写真をいろんな角度から撮っていると、店員さんが紅茶とフレンチトーストを持ってきてくれた。
冷たいアイスとフルーツ、暖かいフレンチトーストが良い感じ。
「お客様、よろしければお写真お撮りしましょうか?」
「え?」
「愛犬と一緒に写真を撮られるお客様も多くいらっしゃいますので、宜しければと」
撮りたい……奏くんとの初デートに記念写真撮りたいな……そう思いながら、奏くんの方を見ると「お願いします」と一言言って、スマホを手渡していた。
二人でハウスの隣にしゃがみ込み写真を撮って貰い、すぐにデータを送ってもらう。
めっちゃ良い写真だ……クッキーも獅子丸くんも可愛いし、奏くんも格好良い!
もー、これ印刷して机に飾ろうっと。いや、大きく印刷して壁に飾ろうかな。
「茉莉絵、いつまでもスマホみてないで食べよう。せっかく温かいのに冷えちゃうぞ」
「あ、うん。頂きます」
「見た感じ甘ったるのかなとか思ったけど、そうでもなかったな。焼きリンゴと一緒に食べるの美味しいな」
「ねっ! ドッグカフェだから味はあまり期待してなかったんだけど、美味しいね」
「獅子丸たちも嬉しそうだし、またくるか」
「うん! ここお気に入りになっちゃった。常連になりそうだよ」
「ここなら常連になってもいいな」
美味しくフレンチトーストを頂き、紅茶も飲んで温まったところで、公園へと向かう。
ドッグカフェの近くにある広い公園なだけあって、多くの犬が駆け回って遊んでいた。
それを見て今にも駆け出しそうな二匹のリードを外してやると、元気よく走り出していった。
「まるでドッグランだな」
「ね。こっち側の公園きたことなかったけど、こんなに散歩させてる人いたんだね。遊具とかもない芝生があるだけだから遊ばせやすいね。奥の方ではキャッチボールとかしてる親子もいるね」
「いつも行ってる公園も広いと思ってたけど、全然広さが違うな。たまにはこっちにも連れてくるか」
「うん、そうしようよ」
クッキーたちの遊び場が増えるのは嬉しいな。
たまには奏くんと二人だけでデートもしたいけど、クッキーと過ごす時間も大事なんて、欲張りすぎるかな。

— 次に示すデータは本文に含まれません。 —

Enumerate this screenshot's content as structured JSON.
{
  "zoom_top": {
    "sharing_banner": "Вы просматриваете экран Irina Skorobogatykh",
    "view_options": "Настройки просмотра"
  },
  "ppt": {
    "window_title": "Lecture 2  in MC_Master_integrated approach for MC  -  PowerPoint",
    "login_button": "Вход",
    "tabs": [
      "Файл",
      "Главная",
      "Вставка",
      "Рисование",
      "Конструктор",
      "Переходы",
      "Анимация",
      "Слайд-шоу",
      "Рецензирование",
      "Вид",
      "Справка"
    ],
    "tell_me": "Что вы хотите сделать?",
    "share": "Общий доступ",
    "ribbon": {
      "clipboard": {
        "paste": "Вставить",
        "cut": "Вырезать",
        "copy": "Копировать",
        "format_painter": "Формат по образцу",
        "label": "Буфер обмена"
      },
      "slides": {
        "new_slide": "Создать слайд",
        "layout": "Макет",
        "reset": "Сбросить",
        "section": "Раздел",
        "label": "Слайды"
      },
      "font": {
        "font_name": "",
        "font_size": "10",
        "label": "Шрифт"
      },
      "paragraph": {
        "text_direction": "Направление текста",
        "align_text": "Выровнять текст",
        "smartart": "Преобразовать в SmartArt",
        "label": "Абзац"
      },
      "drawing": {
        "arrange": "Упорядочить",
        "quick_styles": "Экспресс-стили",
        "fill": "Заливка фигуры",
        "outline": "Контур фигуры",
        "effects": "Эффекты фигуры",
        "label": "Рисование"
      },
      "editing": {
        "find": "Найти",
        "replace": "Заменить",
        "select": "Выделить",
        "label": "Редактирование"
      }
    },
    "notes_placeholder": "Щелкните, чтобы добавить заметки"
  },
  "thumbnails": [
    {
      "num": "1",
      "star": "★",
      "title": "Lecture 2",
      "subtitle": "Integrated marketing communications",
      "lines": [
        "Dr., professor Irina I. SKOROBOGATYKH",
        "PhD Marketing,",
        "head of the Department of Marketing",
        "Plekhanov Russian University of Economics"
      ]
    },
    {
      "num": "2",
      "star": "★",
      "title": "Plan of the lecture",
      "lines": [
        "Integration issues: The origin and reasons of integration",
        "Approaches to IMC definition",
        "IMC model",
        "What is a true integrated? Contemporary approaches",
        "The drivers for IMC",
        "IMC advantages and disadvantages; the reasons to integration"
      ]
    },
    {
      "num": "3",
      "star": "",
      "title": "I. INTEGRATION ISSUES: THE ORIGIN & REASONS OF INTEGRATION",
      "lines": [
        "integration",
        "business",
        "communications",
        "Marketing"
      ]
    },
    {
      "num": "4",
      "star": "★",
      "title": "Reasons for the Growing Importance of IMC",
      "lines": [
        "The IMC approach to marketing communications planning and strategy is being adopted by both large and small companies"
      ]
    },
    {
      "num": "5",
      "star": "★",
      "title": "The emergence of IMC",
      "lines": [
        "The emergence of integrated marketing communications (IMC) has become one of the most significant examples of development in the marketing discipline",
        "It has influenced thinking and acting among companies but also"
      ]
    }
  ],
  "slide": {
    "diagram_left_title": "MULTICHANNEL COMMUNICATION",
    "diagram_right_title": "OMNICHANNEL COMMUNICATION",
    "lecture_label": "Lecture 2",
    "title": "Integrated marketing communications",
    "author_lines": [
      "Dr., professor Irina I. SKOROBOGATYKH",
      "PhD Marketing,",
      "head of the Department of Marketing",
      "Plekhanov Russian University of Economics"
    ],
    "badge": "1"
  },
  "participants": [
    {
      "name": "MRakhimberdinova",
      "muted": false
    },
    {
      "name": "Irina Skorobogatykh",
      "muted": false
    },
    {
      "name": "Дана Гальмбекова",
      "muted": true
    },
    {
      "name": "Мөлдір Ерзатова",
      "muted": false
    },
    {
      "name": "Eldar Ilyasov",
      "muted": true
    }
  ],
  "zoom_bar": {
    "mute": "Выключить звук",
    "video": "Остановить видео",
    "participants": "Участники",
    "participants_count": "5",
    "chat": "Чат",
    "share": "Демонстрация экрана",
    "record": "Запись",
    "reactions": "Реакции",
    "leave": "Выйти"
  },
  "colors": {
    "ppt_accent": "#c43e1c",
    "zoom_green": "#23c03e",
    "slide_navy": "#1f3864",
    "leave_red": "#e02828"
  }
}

「こうやって獅子丸たちを連れてのデートも楽しいな。でも……」
「でも……?」
「次は二人でデートしような。その時は、獅子丸たちが行けない場所とかに行くか」
「うん! 楽しみにしてるね」
駆け回っていたクッキーたちが戻ってきて、鼻で鞄をぐりぐりと開けようとしていた。
何が欲しいのかなと、鞄を開けるとフリスビーを口に咥え、投げて? と目をきらきらさせながら見つめてくる。
う……うちの子可愛すぎる……
「よーし、じゃ、獅子丸は俺がボール投げてやるから取ってこい! ほらっ!」
「わんっ!」
小さなボールを懸命に追いかける獅子丸くんを見ながら私もフリスビーを投げる。
「じゃ、クッキー行くからねー。取っておいで」
「わふっ!」
うちの子は体が大きいから走り方が本当に豪快だなと思う。
取りに行った二匹を見つめていると、そっと手が握られる。
「今日は散歩しながらだったから、手繋げなかっただろ? だから、今だけな」
「うん……奏くん。大好きだよ」
「な、急に何を……」
「だって、言いたくなっちゃったんだもん」
「いや、まぁ……俺も好きだけど」
そう言いながら、照れて顔をそらす奏くんは可愛いなとしみじみ思う。
あぁ、本当に大好き。ずっと一緒にいようね。